Illinois Court to Clarify Frivolous Inmate Filings

     CHICAGO (CN) – Illinois punishes inmates who file frivolous court motions by revoking their good-conduct credits, but the 7th Circuit says the law is unclear.
     In a 47-page opinion last week, the circuit asked the Illinois Supreme Court to weigh in so that it can sort out the pro se civil rights complaint of Paul Eichwedel.
     The Dixon Correctional Center inmate brought a number of claims against prison officials in 2001, and then sought sanctions when Illinois moved to dismiss.
     Eichwedel said he thought sanctions were warranted since his complaint already survived screening. His legal conclusion apparently stemmed from a mistaken reading of a notice he read in the prison library on the Prison Litigation Reform Act.
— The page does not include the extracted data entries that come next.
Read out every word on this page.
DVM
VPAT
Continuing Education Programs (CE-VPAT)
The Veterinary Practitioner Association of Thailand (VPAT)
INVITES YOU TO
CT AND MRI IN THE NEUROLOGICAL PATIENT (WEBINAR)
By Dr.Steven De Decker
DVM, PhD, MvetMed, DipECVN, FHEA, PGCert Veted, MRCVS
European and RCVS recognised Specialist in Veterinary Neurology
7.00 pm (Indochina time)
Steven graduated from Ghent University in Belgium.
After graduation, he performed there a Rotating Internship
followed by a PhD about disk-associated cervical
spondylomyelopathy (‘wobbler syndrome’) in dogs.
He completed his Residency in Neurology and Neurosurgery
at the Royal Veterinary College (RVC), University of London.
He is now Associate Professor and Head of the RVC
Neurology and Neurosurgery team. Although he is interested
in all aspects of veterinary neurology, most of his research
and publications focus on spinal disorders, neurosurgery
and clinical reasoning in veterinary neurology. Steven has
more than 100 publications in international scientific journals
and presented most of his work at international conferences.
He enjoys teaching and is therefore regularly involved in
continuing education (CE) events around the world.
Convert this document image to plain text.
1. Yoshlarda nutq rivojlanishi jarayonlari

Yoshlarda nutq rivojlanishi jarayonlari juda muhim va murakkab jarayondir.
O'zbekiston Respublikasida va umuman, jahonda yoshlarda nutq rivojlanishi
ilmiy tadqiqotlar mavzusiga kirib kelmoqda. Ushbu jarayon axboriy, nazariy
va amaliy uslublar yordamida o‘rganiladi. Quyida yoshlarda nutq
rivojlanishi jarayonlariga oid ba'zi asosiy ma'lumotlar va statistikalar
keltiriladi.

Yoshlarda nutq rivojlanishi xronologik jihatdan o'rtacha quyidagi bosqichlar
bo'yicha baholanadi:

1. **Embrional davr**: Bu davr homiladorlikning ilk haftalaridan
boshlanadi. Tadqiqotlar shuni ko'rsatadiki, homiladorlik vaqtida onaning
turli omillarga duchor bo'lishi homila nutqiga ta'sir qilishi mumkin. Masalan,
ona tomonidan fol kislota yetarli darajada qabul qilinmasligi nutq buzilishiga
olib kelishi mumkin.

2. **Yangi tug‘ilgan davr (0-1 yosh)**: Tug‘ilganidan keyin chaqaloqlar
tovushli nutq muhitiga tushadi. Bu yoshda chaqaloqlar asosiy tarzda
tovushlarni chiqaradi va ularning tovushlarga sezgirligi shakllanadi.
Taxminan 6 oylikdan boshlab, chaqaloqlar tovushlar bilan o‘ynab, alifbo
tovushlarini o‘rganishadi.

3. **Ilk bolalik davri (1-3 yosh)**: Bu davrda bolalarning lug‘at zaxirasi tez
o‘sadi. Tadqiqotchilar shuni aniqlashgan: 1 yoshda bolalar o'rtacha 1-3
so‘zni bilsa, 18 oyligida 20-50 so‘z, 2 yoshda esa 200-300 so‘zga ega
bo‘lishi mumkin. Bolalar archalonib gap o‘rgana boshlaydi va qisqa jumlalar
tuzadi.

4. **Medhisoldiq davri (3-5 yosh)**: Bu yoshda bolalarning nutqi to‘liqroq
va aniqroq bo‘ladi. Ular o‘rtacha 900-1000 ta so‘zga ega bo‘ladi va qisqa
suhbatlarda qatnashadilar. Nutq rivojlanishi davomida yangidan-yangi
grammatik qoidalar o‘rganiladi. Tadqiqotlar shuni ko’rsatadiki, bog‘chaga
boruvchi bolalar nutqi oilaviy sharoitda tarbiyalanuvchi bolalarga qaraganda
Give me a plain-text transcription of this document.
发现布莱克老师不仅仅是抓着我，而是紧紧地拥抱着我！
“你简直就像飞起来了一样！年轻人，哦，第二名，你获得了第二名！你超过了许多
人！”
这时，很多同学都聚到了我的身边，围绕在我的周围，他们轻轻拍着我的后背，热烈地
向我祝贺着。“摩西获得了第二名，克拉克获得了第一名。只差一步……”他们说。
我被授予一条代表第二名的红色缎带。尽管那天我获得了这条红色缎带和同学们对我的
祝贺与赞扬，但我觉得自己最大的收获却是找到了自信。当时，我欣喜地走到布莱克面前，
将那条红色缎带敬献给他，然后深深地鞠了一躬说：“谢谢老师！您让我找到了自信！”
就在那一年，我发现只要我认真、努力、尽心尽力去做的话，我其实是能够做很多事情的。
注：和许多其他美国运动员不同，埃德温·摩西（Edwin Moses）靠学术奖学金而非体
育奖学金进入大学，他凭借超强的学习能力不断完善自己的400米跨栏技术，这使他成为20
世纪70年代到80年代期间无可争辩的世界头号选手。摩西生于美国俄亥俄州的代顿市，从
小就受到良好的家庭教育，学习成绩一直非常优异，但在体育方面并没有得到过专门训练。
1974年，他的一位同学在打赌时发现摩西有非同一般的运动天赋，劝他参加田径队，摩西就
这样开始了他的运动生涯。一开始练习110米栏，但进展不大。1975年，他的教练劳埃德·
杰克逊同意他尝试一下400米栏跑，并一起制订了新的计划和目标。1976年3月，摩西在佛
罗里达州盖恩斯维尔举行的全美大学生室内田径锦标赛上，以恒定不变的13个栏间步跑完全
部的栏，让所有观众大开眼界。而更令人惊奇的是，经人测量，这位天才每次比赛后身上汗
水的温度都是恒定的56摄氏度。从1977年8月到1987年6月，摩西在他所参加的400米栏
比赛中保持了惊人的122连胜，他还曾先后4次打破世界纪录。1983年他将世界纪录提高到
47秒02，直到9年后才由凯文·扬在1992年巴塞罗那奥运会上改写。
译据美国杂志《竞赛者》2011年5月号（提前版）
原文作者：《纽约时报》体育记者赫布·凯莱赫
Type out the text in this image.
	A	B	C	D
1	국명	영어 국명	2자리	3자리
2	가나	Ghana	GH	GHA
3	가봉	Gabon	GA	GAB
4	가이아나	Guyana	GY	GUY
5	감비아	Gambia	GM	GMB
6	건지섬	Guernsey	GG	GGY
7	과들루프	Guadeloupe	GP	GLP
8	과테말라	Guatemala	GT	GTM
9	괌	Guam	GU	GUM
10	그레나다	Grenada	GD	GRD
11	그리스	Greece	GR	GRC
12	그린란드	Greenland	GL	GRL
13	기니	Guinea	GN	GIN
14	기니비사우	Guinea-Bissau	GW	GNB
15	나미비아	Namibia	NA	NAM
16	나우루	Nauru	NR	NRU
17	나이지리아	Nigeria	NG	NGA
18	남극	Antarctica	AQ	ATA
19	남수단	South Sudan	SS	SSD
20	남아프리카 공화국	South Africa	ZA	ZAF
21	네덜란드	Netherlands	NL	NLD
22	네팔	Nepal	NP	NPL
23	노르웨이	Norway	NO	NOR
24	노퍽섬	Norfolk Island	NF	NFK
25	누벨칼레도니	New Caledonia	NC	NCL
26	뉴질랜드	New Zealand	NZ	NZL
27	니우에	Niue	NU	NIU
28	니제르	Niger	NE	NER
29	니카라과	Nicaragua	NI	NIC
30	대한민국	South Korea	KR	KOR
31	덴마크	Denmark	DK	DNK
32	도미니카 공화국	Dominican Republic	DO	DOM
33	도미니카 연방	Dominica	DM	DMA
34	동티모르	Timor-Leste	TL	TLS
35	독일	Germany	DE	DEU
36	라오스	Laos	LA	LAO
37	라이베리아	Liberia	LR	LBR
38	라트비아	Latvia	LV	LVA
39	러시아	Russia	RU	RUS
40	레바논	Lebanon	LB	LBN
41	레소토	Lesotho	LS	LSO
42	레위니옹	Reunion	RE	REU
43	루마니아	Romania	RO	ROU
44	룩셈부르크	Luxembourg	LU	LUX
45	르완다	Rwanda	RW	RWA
     In a second motion for sanctions, Eichwedel claimed that the state had mischaracterized the facts and the law in response to his first motion.
     U.S. District Judge Harold Baker rejected both motions as frivolous.
     In refusing to the ruling later, Baker wrote: “The court does not doubt that the plaintiff believed he had grounds for his motion, but his subjective beliefs do not determine whether his motion was legally frivolous. A filing is legally frivolous if it ‘lacks an arguable basis either in law or in fact.'”
     The Prisoner Review Board ultimately revoked six months of good-conduct credits that Eichwedel had stored. Section 5/3-6-3(d) of the Illinois Compiled Statute 730 allows the Illinois Department of Corrections to take away up to 180 days of good-conduct credits if “the court makes a specific finding that a pleading, motion, or other paper filed by the prisoner is frivolous.”
     Eichwedel filed another lawsuit, this time challenging 730 ILCS 5/3-6-3(d) as an unconstitutional chill on inmate speech. He also alleged procedural flaws in his credit revocation.
     U.S. District Judge Philip Reinhard dismissed the challenge, but the 7th Circuit breathed some life back into the claims with its finding that an important legal aspect of the case needs resolution.
     To determine whether the credit-revocation decision met the “some evidence” standard, the court must determine what evidence is statutorily required to support a frivolous determination.
     But the plain language of the statute suggests that a judge must contemplate revoking good-conduct credits in the frivolous finding decision, the court observed.
     “The statute defines frivolous to mean five particular things and explicitly provides that a court must make a specific finding that one of those definitions has been satisfied before IDOC may seek to revoke good-conduct credit under 730 ILCS 5/3-6- 3(d),” Judge Kenneth Ripple wrote for a three-member panel.
     Unclear about the requirement, the 7th Circuit certified one question to the Illinois Supreme Court:
     “As of the date Mr. Eichwedel’s state court challenge to the revocation of his good-conduct credits became final, was the state required to establish, in order to revoke a prisoner’s good-conduct credit, either that the court making the finding of frivolousness had determined specifically that the filing satisfied one of the definitions of frivolousness in 730 ILCS 5/3-6-3(d) or that the court had otherwise made its intent to invoke 730 ILCS 5/3-6-3(d) known?”
     The decision also affirms dismissal of Eichwedel’s “chilling effect” claims since the Supreme Court has held that the Constitution does not protect frivolous litigation.
     The 7th Circuit has adopted the opinions of state supreme courts for the last two cases in which it certified questions.
     In American Federation of Teachers v. Board of Education of the City of Chicago, the Illinois Supreme Court explained the rehiring rights of tenured teachers who were laid off for economic reasons.
     In George v. National Collegiate Athletic Association, the Indiana Supreme Court found that the ticket-distribution plan for the Men’s Final Four did not constitute a “lottery” under state law.
     At the moment, the Kansas Supreme Court is mulling a question in Craig v. Fedex Ground Packaging System, which asks whether delivery drivers are employees or independent contractors under the state’s Wage Payment Act.